Are you now confident that the BRITs voting academy is delivering a diverse and representative line-up of nominees, alongside the performers?
“Well, of course, we want the industry to be diverse and inclusive, and the BRITs has its role to play in that. When we're making bookings, we want to create a balanced show across different genres that reflects the past year of music, but that also reflects the diversity that there is in the music business. So, absolutely, that's a consideration. There are always opportunities to feature talent from different genres of music, different ages, etc, to create, hopefully a show, which is entertaining for everyone who watches it and which feels relevant to everyone who watches it. So, those are considerations that we have in mind. Rebecca Allen and Selina Webb, who are chairing, have done an outstanding job bringing the show together and helping the committee to steer through the booking process. And the fact that we've got a very diverse Academy means that we now tend to get a diverse and inclusive set of nominations.”
Dua Lipa’s performance is going to be truly epic
It’s a different date and different kind of BRITs this year. Can it have the same impact?

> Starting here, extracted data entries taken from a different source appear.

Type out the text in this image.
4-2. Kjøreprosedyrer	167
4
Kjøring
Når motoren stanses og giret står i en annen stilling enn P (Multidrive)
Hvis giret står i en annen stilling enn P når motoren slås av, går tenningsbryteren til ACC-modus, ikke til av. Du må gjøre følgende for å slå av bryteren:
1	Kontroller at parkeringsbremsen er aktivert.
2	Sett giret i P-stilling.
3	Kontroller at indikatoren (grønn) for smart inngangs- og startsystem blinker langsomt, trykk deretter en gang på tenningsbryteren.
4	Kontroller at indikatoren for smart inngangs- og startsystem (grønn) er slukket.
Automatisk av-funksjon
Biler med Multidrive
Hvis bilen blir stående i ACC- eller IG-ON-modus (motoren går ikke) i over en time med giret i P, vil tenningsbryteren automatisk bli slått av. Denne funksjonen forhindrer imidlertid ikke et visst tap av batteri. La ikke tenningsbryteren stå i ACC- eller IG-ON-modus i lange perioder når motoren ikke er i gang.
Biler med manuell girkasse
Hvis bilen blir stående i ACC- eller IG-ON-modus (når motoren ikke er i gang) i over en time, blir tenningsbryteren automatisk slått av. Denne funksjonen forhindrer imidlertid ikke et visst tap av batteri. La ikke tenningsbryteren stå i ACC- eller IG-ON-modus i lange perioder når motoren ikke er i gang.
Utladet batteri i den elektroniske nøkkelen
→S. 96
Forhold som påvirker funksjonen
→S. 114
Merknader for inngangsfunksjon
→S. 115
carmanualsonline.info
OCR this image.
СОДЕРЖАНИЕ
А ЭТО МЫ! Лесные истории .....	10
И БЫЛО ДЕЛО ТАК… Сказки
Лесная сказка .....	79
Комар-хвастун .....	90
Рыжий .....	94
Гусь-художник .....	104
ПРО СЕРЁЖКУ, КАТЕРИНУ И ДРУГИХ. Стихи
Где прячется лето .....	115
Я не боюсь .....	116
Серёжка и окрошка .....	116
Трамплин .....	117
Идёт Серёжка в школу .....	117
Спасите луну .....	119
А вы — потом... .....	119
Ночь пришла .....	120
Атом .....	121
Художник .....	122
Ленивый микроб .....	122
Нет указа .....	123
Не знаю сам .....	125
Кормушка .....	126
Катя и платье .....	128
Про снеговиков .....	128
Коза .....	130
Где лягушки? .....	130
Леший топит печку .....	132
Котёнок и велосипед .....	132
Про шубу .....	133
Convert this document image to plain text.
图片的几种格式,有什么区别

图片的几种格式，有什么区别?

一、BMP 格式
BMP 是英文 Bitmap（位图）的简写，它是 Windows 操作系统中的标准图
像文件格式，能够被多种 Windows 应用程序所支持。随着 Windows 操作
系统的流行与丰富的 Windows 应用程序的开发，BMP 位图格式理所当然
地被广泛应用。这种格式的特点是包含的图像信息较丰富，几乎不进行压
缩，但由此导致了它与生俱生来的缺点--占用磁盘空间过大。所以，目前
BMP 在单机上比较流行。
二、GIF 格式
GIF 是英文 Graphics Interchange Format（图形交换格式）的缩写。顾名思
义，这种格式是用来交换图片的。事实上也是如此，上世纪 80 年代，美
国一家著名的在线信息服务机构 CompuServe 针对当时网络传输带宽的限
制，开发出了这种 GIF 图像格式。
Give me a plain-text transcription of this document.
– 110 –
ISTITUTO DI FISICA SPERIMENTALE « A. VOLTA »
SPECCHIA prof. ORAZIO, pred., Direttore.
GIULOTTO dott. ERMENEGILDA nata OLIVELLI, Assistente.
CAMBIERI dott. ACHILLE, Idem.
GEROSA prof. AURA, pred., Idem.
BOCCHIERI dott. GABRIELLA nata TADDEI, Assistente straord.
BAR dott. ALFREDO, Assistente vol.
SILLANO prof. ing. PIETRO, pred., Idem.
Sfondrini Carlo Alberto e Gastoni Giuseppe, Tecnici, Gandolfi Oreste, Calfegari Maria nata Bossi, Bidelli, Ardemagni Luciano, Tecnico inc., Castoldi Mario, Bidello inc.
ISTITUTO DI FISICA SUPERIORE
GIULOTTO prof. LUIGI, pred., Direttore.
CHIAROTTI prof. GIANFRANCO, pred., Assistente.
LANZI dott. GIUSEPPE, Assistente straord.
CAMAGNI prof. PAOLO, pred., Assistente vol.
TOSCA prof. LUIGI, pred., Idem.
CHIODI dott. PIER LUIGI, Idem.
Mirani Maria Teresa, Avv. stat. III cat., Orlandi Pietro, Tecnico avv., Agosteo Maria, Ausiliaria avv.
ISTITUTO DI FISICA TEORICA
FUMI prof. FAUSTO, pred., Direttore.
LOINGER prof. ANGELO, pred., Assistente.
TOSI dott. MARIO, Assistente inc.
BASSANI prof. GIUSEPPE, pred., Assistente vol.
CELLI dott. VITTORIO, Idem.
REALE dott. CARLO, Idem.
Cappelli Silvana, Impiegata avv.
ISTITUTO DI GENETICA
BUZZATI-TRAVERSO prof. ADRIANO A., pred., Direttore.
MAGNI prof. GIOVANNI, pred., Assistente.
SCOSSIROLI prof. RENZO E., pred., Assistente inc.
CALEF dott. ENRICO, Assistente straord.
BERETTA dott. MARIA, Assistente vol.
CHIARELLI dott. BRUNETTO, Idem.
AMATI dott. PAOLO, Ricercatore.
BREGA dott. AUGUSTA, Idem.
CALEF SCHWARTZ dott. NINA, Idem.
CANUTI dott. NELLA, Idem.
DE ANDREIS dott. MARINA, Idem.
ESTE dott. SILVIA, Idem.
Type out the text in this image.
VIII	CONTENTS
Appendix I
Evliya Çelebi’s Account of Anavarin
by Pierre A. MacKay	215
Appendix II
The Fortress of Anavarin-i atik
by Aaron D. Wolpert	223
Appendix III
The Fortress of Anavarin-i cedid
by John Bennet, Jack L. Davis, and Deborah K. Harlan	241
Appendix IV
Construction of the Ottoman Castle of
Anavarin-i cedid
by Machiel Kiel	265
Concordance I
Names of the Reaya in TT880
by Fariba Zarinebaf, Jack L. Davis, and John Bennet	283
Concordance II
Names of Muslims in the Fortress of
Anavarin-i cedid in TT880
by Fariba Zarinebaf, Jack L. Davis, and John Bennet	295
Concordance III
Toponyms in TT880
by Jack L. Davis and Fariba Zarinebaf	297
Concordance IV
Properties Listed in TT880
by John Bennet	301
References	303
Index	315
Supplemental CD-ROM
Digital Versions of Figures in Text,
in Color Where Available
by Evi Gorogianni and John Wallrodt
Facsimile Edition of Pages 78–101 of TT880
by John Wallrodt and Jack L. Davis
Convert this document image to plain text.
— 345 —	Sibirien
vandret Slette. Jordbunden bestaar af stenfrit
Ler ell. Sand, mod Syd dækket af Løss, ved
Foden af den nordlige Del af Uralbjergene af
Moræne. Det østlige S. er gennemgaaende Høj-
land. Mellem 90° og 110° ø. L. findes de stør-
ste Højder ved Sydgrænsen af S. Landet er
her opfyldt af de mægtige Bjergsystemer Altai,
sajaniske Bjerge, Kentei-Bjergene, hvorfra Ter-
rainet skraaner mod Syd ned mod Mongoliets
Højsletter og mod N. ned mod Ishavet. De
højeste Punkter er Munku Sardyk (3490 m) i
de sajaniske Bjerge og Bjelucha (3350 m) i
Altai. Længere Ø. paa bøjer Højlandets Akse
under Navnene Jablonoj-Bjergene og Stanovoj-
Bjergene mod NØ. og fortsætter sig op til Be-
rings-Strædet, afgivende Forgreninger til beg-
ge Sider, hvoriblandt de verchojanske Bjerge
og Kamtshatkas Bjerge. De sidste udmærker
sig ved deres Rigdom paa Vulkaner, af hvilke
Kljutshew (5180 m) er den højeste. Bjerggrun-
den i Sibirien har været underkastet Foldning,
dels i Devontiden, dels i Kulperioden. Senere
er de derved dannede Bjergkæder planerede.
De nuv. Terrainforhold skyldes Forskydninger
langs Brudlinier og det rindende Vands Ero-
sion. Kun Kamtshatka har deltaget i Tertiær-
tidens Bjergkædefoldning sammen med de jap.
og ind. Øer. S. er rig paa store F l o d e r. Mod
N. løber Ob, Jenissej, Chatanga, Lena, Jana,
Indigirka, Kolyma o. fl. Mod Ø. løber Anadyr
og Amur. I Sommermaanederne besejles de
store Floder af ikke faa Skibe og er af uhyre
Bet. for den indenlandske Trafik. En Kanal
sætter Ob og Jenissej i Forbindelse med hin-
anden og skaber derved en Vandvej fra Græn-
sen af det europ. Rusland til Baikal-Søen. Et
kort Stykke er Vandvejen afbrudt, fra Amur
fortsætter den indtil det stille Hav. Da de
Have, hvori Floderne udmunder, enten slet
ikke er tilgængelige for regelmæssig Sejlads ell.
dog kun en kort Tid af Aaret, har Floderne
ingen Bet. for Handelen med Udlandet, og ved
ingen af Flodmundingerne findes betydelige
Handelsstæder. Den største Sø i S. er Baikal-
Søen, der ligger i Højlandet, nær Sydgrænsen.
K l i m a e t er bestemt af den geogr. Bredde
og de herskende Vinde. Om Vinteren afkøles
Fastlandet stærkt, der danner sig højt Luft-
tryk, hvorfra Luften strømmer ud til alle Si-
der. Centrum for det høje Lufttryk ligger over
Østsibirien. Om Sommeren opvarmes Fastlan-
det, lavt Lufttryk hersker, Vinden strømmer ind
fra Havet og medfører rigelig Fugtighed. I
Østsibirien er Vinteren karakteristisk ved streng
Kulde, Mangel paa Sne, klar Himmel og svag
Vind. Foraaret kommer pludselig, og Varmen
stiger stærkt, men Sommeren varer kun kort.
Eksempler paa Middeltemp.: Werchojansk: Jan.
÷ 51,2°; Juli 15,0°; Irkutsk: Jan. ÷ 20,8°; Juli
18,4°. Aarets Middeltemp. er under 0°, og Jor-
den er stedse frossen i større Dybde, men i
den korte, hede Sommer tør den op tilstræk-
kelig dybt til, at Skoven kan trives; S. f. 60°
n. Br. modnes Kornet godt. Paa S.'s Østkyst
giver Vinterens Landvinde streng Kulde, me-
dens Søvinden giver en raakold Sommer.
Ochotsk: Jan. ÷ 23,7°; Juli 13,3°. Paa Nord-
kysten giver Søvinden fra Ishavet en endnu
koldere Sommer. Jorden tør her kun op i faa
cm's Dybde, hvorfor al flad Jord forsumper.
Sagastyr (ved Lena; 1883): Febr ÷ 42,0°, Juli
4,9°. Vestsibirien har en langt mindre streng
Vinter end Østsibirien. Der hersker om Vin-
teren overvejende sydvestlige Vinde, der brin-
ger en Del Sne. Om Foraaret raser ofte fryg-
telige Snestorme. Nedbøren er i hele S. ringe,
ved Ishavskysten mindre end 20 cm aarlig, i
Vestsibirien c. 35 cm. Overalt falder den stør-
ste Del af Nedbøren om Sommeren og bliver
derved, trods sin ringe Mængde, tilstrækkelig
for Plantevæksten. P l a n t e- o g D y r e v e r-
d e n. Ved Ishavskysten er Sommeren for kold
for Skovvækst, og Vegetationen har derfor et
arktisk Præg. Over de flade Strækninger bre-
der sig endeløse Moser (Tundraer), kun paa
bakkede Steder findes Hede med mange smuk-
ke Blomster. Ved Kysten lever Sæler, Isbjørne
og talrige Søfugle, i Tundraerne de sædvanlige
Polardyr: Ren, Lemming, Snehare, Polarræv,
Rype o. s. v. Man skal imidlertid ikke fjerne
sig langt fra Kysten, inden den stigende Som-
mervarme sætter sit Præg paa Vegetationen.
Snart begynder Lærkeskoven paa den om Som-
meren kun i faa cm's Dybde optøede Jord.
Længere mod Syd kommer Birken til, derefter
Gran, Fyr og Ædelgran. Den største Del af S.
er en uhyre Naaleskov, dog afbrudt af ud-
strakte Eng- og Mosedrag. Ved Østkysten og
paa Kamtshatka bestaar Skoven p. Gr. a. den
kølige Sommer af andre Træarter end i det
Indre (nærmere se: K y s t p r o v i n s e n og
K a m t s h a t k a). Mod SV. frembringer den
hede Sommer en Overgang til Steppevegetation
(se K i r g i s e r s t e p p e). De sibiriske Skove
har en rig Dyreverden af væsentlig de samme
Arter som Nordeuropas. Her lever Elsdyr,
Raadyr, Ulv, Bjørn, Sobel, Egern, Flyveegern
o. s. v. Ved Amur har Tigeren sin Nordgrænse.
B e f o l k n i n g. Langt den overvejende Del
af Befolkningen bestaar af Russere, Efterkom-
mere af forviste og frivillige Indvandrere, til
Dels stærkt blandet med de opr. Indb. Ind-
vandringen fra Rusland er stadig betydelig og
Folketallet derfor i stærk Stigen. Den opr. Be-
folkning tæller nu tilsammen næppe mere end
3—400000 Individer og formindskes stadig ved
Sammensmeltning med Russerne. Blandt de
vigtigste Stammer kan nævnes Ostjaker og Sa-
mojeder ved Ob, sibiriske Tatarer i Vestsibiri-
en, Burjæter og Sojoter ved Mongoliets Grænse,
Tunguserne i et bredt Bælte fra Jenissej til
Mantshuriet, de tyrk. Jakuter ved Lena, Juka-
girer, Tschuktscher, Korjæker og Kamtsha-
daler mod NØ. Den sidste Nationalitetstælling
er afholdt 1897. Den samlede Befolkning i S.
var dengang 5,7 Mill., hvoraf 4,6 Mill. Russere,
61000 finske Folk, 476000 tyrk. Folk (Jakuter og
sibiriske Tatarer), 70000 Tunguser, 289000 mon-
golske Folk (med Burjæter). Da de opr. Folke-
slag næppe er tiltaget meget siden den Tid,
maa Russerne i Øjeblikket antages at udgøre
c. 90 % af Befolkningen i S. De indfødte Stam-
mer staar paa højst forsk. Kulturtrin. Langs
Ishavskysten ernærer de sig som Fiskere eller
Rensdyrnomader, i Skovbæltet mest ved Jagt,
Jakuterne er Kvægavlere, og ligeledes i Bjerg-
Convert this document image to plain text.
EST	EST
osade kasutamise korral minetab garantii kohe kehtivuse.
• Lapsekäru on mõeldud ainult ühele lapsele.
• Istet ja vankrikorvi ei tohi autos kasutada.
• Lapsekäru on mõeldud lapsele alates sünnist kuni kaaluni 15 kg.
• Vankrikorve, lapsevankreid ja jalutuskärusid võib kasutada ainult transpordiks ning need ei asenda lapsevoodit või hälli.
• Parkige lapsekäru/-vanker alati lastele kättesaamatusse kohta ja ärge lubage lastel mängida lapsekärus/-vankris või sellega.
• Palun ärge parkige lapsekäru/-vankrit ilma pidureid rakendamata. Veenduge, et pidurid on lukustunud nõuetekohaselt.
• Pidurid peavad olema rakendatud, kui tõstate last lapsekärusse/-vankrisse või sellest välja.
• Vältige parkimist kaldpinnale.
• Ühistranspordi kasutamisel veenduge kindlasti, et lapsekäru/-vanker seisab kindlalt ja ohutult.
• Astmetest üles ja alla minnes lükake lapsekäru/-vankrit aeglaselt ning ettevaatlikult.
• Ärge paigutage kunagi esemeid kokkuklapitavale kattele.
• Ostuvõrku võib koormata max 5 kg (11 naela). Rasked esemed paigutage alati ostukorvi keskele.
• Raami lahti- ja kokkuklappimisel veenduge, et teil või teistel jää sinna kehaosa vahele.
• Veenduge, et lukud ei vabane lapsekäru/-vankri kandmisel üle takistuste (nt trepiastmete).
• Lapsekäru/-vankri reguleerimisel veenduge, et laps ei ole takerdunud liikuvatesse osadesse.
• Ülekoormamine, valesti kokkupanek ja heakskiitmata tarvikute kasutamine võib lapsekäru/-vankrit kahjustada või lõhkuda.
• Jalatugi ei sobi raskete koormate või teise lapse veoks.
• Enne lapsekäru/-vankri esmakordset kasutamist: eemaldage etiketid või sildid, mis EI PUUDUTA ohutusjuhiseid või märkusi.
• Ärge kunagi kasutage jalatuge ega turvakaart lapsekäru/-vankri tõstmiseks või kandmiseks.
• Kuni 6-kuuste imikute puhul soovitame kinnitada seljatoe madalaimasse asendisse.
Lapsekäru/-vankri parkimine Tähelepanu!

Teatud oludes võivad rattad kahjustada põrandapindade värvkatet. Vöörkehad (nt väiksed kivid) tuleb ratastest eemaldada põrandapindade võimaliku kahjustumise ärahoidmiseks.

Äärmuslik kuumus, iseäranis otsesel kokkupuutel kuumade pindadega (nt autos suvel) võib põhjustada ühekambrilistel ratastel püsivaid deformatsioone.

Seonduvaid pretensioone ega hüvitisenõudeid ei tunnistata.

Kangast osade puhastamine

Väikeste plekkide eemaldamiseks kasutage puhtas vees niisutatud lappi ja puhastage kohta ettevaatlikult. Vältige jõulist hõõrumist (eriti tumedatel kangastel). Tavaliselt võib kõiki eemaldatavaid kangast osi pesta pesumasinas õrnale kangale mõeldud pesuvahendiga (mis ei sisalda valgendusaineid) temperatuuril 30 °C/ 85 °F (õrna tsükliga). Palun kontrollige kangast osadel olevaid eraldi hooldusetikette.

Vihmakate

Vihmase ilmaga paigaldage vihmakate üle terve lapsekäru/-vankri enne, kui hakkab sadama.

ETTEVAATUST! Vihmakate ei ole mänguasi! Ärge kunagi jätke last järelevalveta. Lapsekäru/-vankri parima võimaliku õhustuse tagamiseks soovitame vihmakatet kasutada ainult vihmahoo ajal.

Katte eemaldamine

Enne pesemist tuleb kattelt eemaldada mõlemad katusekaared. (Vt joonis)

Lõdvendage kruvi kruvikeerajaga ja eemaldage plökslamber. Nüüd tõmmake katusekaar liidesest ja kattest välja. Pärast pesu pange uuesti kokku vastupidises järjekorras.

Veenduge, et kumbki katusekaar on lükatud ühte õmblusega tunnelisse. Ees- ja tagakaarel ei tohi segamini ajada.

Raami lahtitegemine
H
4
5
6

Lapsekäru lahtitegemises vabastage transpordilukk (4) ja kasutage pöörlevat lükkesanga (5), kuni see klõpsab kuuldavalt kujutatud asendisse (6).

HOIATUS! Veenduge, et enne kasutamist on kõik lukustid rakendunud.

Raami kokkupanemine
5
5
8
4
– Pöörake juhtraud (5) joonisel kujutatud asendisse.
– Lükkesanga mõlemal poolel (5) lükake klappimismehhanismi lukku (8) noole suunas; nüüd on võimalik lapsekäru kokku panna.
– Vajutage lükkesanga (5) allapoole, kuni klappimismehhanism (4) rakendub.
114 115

“It's obviously an experiment having it at a different time of year. But we saw a really good impact last year, in terms of chart positions and views of all the clips – we've had tens of millions of views of all the performances. So we're hoping for the same. People have been denied live entertainment, and certainly a live audience, for such a long time, that we really hope everyone's excited. We hope it will be a bit of a moment. We’re trying to make a BRITs show that reflects the past year, that celebrates all the wonderful people that helped get us through the last year, and that also just provides incredible musical entertainment. We're thrilled with the line-up, and the staging allows us this year to go bigger. We're set up, hopefully, for a show that will really have an impact.”
Can the show provide a significant boost for artists at the BRITs?
“Obviously, we hope for that. But I think you have to look at the impact in the longer term, and you have to look at it on a broader basis than simply the immediate chart position. Performing on the BRITs, and particularly winning a BRIT, is something that stays with an artist for a long period. We’ve seen the impact that it has in terms of both the reach of the artists who really cut through, and the prestige that accompanies it. That's our job, to create a platform that allows the artist to perform at their very best and to be celebrated for the incredible work they've done. That's what we hope for – the impact is cultural, as well as in the numbers. We think that the BRITs plays an important role in boosting awareness and appreciation of artists, and that's what we hope to achieve.”